Seitdem hat sich viel getan bei der Windenergie auf See – in Partystimmung ist die Branche aber nicht. Nach Branchenangaben waren Ende des Jahres 2020 rund 1501 Offshore-Windenergieanlagen mit einer Leistung von 7770 Megawatt in Betrieb – im europäischen Vergleich belegt Deutschland damit den zweiten Platz hinter Großbritannien.
Der Anteil der Offshore-Windenergie an der Bruttostromerzeugung liegt nach Angaben des Energieverbandes BDEW bei rund fünf Prozent. Insgesamt tragen die erneuerbaren Energien rund 45 Prozent zur Stromerzeugung bei, der Hauptanteil kommt von Windrädern an Land.
„Die Offshore-Windenergie hat sich in den letzten Jahren zu einer der tragenden Säulen der Energiewende entwickelt“, erläutert der Geschäftsführer des Bundesverbands der Offshore-Windparkbetreiber, Stefan Thimm. Als erneuerbare Energiequelle mit hohen Volllaststunden sei sie als verlässlicher und preisgünstiger Stromlieferant nicht mehr wegzudenken. „Umso bedauerlicher ist die momentane Situation der Branche in Deutschland.

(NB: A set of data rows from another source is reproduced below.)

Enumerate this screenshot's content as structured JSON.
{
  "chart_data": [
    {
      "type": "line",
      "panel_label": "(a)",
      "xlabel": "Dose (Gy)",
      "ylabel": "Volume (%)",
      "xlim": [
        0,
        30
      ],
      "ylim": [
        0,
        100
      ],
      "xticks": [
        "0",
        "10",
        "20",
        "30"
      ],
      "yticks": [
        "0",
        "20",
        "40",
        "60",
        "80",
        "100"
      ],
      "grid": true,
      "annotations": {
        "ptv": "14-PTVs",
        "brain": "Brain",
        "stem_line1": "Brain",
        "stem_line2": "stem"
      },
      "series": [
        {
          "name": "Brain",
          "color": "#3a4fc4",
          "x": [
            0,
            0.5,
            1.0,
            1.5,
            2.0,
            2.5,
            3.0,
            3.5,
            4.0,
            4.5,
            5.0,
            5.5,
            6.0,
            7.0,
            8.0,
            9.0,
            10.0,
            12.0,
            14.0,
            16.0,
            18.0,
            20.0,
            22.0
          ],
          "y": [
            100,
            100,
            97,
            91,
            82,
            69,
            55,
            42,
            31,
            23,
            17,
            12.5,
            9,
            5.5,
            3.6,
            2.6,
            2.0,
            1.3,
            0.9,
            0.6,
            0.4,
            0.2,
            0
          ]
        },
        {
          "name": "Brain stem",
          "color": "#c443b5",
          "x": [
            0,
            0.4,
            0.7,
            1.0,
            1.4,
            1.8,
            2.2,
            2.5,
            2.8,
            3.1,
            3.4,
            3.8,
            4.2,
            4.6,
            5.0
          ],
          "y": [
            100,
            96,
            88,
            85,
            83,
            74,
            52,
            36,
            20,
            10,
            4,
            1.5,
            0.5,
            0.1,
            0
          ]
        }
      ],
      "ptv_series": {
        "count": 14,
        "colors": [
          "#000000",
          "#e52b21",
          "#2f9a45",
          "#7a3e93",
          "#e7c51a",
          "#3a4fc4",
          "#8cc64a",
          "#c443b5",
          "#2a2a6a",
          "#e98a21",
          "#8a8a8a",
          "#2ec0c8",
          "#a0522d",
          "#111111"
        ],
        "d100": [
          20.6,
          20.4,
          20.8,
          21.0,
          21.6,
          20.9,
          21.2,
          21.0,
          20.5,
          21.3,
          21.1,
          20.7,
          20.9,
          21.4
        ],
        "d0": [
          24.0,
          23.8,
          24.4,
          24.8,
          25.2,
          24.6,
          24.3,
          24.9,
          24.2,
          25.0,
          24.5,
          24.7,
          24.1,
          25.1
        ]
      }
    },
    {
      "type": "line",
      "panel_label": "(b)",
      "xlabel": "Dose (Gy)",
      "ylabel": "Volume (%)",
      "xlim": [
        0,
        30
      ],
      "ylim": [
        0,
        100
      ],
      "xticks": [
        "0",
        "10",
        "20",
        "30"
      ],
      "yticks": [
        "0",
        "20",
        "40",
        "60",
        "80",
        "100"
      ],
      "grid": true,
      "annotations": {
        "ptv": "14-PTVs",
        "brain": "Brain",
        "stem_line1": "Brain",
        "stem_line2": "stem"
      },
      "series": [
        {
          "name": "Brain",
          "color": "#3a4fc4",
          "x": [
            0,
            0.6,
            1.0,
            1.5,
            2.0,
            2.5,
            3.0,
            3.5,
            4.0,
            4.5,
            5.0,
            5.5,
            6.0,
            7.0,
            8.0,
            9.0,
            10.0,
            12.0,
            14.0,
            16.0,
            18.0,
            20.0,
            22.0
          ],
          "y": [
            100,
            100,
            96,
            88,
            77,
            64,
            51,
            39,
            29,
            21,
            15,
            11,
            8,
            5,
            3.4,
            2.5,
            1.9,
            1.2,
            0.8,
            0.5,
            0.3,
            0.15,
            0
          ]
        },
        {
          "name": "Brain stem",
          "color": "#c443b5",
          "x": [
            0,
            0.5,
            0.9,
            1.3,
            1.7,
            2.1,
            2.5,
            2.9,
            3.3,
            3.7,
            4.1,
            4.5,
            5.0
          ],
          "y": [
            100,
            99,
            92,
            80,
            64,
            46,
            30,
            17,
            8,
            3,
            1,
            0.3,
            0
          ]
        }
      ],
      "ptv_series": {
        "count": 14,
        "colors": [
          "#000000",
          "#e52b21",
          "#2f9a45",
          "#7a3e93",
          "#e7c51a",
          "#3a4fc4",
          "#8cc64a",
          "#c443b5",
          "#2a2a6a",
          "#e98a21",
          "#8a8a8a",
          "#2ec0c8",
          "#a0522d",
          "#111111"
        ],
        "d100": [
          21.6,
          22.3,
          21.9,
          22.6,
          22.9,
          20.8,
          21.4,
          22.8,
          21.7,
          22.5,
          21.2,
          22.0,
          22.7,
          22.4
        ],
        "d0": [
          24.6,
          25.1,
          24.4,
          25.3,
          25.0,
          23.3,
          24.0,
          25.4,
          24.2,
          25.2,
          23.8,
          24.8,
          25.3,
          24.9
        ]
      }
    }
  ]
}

Wir befinden uns aktuell in einer Ausbaulücke.“ Grund sei eine Reduktion der Ausbauziele im Jahr 2014.
Davon war im Herbst 2005 vor Rostock noch keine Rede, als die Fundamentarbeiten in nur zwei Meter Wassertiefe begannen. Material und Arbeiter mussten mit Schiffen zur Baustelle transportiert werden. Nie zuvor war in Deutschland eine Windkraftanlage unter solchen Umständen errichtet worden: „Unter Verhältnissen, die mit denen draußen vor der Küste absolut vergleichbar sind“, sagt der damalige Chef des Rostocker Windkraftanlagen-Herstellers Nordex, Thomas Richterich. Vier Millionen Euro investierte Nordex, in der Hoffnung auf ein lukratives Geschäft, zog sich aber im Jahr 2012 wegen der hohen Entwicklungskosten und fraglicher Rentabilität aus dem Offshore-Bereich zurück.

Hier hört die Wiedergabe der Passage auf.